Winning headlines after its introduction at the 2006 annual meeting of the American Association for Clinical Chemistry the HemoCue WBC to date has only been distributed in the home market of Sweden, according to Global Product Manager Annika Eriksson.
A droplet of the patient's blood is drawn with a micro-cuvette and then mixed with an onboard staining agent. The cuvette is placed into the HemoCue WBC unit and after three minutes the built-in testing unit displays results on a screen.
From an increased total WBC, a physician can infer a bacterial infection, and the test thus provides immediate guidance for whether or not to prescribe antibiotics. Over-prescription of antibiotics has become a concern in many European countries facing elevated drug reimbursement expenses and has created a public health issue as bacteria develop antibiotic resistance.
"We are ready for a good acceptance in the other Nordic countries but have not completed plans for the rest of Europe," Eriksson said. HemoCue WBC is priced at e400 ($564).
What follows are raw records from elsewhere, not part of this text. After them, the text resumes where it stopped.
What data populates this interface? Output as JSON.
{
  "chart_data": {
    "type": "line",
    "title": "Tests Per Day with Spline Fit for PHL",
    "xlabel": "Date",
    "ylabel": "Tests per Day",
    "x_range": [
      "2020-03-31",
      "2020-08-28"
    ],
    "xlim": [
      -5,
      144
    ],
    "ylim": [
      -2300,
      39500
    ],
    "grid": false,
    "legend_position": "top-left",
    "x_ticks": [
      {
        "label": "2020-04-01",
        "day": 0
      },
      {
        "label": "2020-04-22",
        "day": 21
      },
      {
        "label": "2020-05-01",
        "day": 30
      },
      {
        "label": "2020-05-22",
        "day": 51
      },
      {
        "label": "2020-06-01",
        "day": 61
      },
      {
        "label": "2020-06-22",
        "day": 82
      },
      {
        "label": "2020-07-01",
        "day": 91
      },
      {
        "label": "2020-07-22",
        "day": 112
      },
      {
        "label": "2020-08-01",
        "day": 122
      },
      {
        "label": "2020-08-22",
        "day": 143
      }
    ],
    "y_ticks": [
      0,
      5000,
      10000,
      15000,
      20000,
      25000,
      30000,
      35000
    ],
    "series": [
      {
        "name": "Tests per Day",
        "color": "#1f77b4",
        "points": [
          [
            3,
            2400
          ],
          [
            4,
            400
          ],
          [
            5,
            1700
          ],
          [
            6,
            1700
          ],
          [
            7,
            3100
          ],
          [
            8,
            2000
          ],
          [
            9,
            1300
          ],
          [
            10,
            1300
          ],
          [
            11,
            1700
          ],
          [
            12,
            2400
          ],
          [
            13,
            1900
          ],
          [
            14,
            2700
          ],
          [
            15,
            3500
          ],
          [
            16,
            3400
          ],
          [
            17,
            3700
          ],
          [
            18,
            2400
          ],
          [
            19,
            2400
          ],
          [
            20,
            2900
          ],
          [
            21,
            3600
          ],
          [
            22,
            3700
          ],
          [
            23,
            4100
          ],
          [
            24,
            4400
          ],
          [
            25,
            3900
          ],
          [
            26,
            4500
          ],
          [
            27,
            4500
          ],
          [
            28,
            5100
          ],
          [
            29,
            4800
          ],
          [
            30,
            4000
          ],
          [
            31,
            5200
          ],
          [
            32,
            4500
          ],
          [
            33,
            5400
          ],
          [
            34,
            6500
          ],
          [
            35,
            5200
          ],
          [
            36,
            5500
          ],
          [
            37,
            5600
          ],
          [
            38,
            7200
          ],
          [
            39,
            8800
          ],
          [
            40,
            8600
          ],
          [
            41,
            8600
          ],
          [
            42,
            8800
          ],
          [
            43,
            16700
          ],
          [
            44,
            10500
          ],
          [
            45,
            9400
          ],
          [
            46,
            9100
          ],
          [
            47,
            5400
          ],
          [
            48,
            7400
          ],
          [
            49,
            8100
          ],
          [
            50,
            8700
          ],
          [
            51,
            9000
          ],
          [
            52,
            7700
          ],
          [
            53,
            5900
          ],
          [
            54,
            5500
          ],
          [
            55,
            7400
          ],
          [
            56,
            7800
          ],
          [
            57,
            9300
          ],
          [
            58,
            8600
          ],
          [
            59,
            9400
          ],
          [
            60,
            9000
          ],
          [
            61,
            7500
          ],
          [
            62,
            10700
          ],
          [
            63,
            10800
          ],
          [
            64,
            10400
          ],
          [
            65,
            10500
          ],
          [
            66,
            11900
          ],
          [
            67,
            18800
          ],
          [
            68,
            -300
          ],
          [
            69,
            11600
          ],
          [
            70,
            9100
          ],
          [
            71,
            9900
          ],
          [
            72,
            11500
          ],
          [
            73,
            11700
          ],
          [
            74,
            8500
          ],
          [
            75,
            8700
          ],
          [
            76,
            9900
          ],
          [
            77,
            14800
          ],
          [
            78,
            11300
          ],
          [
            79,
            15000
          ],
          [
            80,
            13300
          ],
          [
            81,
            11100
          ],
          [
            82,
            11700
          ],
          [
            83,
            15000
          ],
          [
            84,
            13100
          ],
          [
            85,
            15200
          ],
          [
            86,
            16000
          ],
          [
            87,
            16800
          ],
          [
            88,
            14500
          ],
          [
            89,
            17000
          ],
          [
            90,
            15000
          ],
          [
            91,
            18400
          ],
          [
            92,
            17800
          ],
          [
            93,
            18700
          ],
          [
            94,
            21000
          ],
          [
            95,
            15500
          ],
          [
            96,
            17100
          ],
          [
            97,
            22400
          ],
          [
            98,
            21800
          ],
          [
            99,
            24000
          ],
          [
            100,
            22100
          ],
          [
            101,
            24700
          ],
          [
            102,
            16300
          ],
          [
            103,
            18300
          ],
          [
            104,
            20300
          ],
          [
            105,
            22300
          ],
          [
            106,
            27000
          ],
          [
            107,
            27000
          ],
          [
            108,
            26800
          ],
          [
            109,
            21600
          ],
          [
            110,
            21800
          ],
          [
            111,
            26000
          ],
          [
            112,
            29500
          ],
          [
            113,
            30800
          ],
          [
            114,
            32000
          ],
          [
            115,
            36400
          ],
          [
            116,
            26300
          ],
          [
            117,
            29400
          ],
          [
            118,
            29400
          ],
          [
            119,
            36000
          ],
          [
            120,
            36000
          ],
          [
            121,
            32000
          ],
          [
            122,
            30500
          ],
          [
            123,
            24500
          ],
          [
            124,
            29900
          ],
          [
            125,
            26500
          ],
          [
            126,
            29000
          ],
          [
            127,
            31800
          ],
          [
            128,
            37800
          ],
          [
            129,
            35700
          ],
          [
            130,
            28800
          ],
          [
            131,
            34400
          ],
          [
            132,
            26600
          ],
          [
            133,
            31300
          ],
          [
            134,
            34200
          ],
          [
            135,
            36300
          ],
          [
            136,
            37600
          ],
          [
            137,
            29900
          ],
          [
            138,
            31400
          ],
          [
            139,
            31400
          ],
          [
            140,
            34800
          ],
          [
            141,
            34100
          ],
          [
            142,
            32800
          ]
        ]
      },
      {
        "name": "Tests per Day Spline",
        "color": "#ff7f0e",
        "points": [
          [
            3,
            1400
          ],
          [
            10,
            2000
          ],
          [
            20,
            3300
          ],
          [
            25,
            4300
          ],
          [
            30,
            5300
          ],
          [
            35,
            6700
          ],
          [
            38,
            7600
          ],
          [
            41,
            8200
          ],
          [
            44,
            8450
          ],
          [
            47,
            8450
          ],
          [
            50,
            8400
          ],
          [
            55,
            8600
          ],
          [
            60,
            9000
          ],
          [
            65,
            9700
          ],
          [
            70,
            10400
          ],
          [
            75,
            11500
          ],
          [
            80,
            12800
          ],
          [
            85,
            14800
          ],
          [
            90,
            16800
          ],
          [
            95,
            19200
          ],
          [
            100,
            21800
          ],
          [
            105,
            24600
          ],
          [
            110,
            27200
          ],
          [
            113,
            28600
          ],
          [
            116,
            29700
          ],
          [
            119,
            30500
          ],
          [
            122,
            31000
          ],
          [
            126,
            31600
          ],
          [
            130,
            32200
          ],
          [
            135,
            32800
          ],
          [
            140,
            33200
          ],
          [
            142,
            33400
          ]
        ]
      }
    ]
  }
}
Introduction to the U.S. is planned for some time in 2008, contingent on receiving a Clinical Laboratory Improvement Act (CLIA) waiver so that non-clinical staff in a general practice office are authorized to perform the test.
• Orion Diagnostica (Espoo, Finland) presented its QuickRead C-reactive protein (CRP) test, also a desk-top diagnostic unit that provides results in a few minutes from a finger-stick blood sample to aid in a decision for prescribing antibiotics.
Present in very low concentrations in the blood of a healthy patient the CRP level can increase slightly with viral infections but shows markedly high elevation for bacterial infections where an antibiotic could prove effective.
"We are introducing a new thinking for doctors in many European countries," said a company sales director who aked not to be named. "This is not blood pressure measurement and physicians are not used to performing biochemical tests."